WARNING: This post contains video that may upset or offend.
The endless drip of information from Jussie Smollett’s unsealed criminal case file took a harsh turn Monday with new video dropped by the Chicago Police department.
Among the nearly 70 hours of footage, one particular jarring video stands out of the scene inside’s the Empire star’s upscale Windy City apartment soon after the alleged “hate crime” attack against the actor in the early morning of January 29.
As shown in a Twitter post below by a reporter from ABC’s Chicago affiliate, Smollet is depicted on the CPD body cam with the rope used in the now disputed assault still around his neck.
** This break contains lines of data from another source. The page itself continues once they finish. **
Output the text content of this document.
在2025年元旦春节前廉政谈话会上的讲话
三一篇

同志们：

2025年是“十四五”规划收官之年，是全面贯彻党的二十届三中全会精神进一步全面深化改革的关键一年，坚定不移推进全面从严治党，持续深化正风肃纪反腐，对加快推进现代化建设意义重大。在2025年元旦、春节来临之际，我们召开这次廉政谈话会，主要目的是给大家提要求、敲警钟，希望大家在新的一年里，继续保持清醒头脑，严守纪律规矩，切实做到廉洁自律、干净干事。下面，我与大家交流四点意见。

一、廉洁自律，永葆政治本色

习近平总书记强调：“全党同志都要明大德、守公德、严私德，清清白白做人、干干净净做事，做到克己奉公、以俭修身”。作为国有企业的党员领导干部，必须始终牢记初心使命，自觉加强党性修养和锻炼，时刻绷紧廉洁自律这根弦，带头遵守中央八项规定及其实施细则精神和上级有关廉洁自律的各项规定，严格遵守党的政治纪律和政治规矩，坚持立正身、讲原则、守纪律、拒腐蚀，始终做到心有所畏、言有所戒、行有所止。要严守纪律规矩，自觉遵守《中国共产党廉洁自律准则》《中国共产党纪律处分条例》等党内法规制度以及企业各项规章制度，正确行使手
“Wanna take it off?” the cop asks, with Smollett replying that the people who attacked put it on him and he wanted the police to see it before he removed it. Soon afterwards, a member of Smollett’s management team requests that the body cam be turned off, as it is.
The tactically released video comes just days after a state judge recommended that a special prosecutor be appointed in the Smollett case, which saw all charges against the actor disappear in a D.A. deal in late March. The Chicago Police had promised on May 30 that “pertinent video files” would be made public sooner or later.
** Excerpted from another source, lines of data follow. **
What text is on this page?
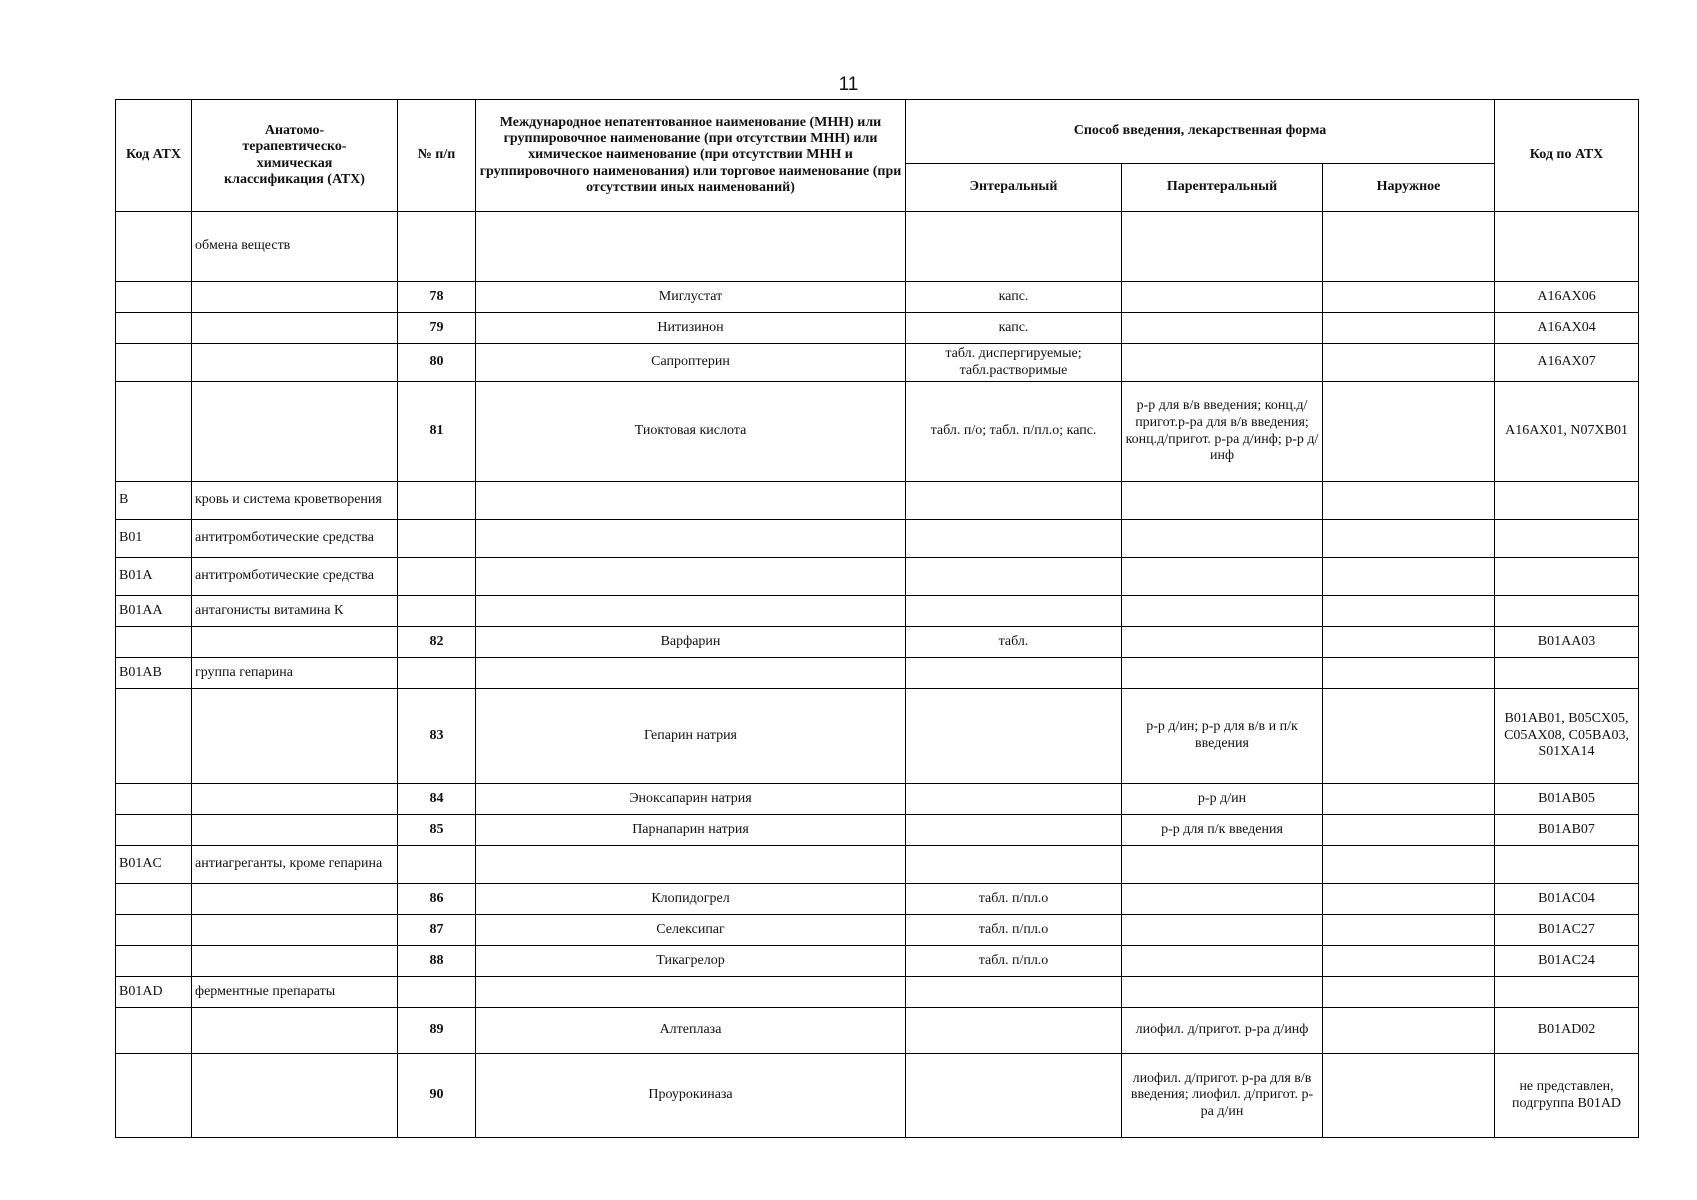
11
Код АТХ	Анатомо-терапевтическо-химическая классификация (АТХ)	№ п/п	Международное непатентованное наименование (МНН) или группировочное наименование (при отсутствии МНН) или химическое наименование (при отсутствии МНН и группировочного наименования) или торговое наименование (при отсутствии иных наименований)	Способ введения, лекарственная форма			Код по АТХ
				Энтеральный	Парентеральный	Наружное	
	обмена веществ						
		78	Миглустат	капс.			A16AX06
		79	Нитизинон	капс.			A16AX04
		80	Сапроптерин	табл. диспергируемые; табл.растворимые			A16AX07
		81	Тиоктовая кислота	табл. п/о; табл. п/пл.о; капс.	р-р для в/в введения; конц.д/пригот.р-ра для в/в введения; конц.д/пригот. р-ра д/инф; р-р д/инф		A16AX01, N07XB01
B	кровь и система кроветворения						
B01	антитромботические средства						
B01A	антитромботические средства						
B01AA	антагонисты витамина К						
		82	Варфарин	табл.			B01AA03
B01AB	группа гепарина						
		83	Гепарин натрия		р-р д/ин; р-р для в/в и п/к введения		B01AB01, B05CX05, C05AX08, C05BA03, S01XA14
		84	Эноксапарин натрия		р-р д/ин		B01AB05
		85	Парнапарин натрия		р-р для п/к введения		B01AB07
B01AC	антиагреганты, кроме гепарина						
		86	Клопидогрел	табл. п/пл.о			B01AC04
		87	Селексипаг	табл. п/пл.о			B01AC27
		88	Тикагрелор	табл. п/пл.о			B01AC24
B01AD	ферментные препараты						
		89	Алтеплаза		лиофил. д/пригот. р-ра д/инф		B01AD02
		90	Проурокиназа		лиофил. д/пригот. р-ра для в/в введения; лиофил. д/пригот. р-ра д/ин		не представлен, подгруппа B01AD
After the actor initially attracted widespread sympathy for being subjected to a racial and homophobic attack, Cook County prosecutors eventually charged Smollett with 16 felony counts of disorderly conduct for allegedly filing a false police report. The actor maintained his innocence and pleaded not guilty. In a seemingly sudden move March 26, the state’s attorney’s office dropped the charges and sealed the case after Smollett agreed to forfeit his $10,000 bail and perform community service.
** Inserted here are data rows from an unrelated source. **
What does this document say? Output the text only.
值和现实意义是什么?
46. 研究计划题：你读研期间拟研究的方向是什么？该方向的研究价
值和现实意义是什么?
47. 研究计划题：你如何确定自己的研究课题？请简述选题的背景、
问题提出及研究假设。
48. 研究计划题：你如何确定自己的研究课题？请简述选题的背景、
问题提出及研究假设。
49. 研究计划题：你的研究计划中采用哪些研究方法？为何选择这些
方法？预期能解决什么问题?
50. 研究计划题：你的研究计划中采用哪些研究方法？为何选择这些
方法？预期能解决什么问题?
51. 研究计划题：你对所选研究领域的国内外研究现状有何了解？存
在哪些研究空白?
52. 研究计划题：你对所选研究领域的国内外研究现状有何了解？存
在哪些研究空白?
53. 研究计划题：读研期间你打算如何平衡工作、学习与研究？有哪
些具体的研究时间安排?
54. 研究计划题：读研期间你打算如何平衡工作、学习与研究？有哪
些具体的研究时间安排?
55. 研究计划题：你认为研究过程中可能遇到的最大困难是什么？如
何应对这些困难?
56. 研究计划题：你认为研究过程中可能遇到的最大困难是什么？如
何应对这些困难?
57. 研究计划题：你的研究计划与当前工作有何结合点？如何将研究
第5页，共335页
In the closing days of Mayor Rahm Emanuel’s regime, the city sued Smollett in civil court to recover more than $130,000 it allegedly spent in police overtime hours investigating the case. That case is still ongoing, as is a defamation lawsuit against some of Smollett’s legal team by brothers Ola and Abel Osundairo, whom Chicago police said were paid by the actor to plan and coordinate the alleged fake assault on that cold Chicago early morning in January.
Another video the CPD released today shows the O’Hare arrest of Abel Osundairo as he returned from a trip to Nigeria earlier this year.